Mas os affazeres de Jacintho começavam logo no 202, cedo, depois do banho. Desde as oito horas a campainha do telephone repicava por elle, com impaciencia, quasi com colera, como por um escravo tardio. E mal enxugado, dentro do seu roupão de pello de cabra do Thibet ou de grossas pyjamas de pelucia côr d’ouro-velho, constantemente sahia ao corredor a cochichar com sujeitos tão apressados, que conservavam na mão o guarda-chuva pingando sobre o tapete. Um d’esses, sempre presente (e que pertencia decerto aos Telephones de Constantinopla), era temeroso — todo elle chupado, tisnado, com maus dentes, sobraçando uma enorme pasta sebenta, e dardejando, d’entre a alta gola d’uma pelissa poida, como da abertura d’um covil, dous olhinhos tôrvos e de rapina. Sem cessar, inexoravelmente, um escudeiro apparecia, com bilhetes n’uma salva... Depois eram fornecedores d’Industria e d’Arte; negociantes de cavallos, rubicundos e de paletot branco; inventores com grossos rolos de papel; alfarrabistas trazendo na algibeira uma edição «unica», quasi inverosimil, de Ulrich Zell ou do Lapidanus. Jacintho circulava estonteado pelo 202, rabiscando a carteira, repicando o telephone, desatando nervosamente pacotes, sacudindo ao passar algum embuscado que surdia das sombras da antecamara, estendia como um trabuco o seu memorial ou o seu catalogo!

Ao meio dia, um tam-tam argentino e melancholico ressoava, chamando ao almoço. Com o Figaro ou as Novidades abertas sobre o prato, eu esperava sempre meia hora pelo meu Principe, que entrava n’uma rajada, consultando o relogio, exhalando com a face moída o seu queixume eterno:

— Que massada! E depois uma noite abominavel, enrodilhada em sonhos... Tomei sulforal, chamei o Grillo para me esfregar com therebentina... Uma sécca!

Espalhava pela mesa um olhar já farto. Nenhum prato, por mais engenhoso, o seduzia; — e, como através do seu tumulto matinal fumava incontaveis cigarretes que o resequiam, começava por se encharcar com um immenso copo d’agua oxygenada, ou carbonatada, ou gazoza, misturada d’um cognac raro, muito caro, horrendamente adocicado, de moscatel de Syracusa. Depois, á pressa, sem gosto, com a ponta incerta do garfo, picava aqui e além uma lasca de fiambre, uma febra de lagosta; — e reclamava impacientemente o café, um café de Moka, mandado cada mez por um feitor do Dedjah, fervido á turca, muito espesso, que elle remexia com um pau de canella!

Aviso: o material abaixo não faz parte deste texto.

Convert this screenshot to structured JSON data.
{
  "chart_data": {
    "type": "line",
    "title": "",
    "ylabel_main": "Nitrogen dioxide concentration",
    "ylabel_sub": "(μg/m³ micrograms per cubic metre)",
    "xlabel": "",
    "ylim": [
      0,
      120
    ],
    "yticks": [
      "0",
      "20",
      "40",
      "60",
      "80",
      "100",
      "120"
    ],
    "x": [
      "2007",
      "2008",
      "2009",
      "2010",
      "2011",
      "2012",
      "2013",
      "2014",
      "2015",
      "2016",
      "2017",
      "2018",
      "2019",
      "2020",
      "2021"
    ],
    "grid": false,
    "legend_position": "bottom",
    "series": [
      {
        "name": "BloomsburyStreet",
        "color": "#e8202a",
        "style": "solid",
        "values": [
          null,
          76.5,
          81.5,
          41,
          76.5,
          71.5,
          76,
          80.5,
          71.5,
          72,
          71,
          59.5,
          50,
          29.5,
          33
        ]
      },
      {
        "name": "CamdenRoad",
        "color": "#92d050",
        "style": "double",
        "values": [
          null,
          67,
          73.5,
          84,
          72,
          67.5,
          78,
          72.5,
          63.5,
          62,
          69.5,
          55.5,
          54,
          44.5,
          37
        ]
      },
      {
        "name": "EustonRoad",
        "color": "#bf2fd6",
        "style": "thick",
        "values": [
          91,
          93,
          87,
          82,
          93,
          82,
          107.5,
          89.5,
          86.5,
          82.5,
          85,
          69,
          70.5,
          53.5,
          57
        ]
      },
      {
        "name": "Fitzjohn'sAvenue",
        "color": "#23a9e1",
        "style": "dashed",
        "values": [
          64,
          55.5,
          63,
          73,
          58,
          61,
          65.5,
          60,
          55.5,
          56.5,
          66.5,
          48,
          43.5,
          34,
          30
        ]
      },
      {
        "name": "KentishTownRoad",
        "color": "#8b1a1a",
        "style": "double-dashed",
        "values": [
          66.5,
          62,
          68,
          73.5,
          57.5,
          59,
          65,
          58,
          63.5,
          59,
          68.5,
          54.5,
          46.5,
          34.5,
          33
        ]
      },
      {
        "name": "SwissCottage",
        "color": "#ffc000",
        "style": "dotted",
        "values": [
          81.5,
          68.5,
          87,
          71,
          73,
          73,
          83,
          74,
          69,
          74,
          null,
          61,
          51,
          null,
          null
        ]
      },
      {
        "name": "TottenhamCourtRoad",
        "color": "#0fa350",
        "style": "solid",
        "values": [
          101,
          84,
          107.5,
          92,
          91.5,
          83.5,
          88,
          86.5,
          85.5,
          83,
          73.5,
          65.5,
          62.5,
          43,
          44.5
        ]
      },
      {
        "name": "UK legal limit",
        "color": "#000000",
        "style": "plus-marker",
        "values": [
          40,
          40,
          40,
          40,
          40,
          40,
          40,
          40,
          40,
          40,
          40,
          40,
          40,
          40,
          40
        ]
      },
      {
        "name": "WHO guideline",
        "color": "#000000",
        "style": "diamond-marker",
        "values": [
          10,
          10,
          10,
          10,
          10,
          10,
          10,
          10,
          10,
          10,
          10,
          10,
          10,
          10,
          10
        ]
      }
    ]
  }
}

— E tu, Zé Fernandes, que vaes tu fazer?

— Eu?

Recostado na cadeira, com delicias, os dedos mettidos nas cavas do collete:

— Vou vadiar, regaladamente, como um cão natural!

O meu sollicito amigo, remexendo o café com o pau de canella, rebuscava através da numerosa Civilisação da Cidade uma occupação que me encantasse. Mas apenas suggeria uma Exposição, ou uma Conferencia, ou monumentos, ou passeios, logo encolhia os hombros desconsolados:

— Por fim nem vale a pena, é uma sécca!

Accendia outra das cigarretes russas, onde rebrilhava o seu nome, impresso a ouro na mortalha. Torcendo, n’uma pressa nervosa, os fios do bigode, ainda escutava, á porta da Bibliotheca, o seu procurador, o nedio e magestoso Laporte. E emfim, seguido d’um criado, que sobraçava um maço tremendo de jornaes para lhe abastecer o coupé, o Principe da Gran-Ventura mergulhava na Cidade.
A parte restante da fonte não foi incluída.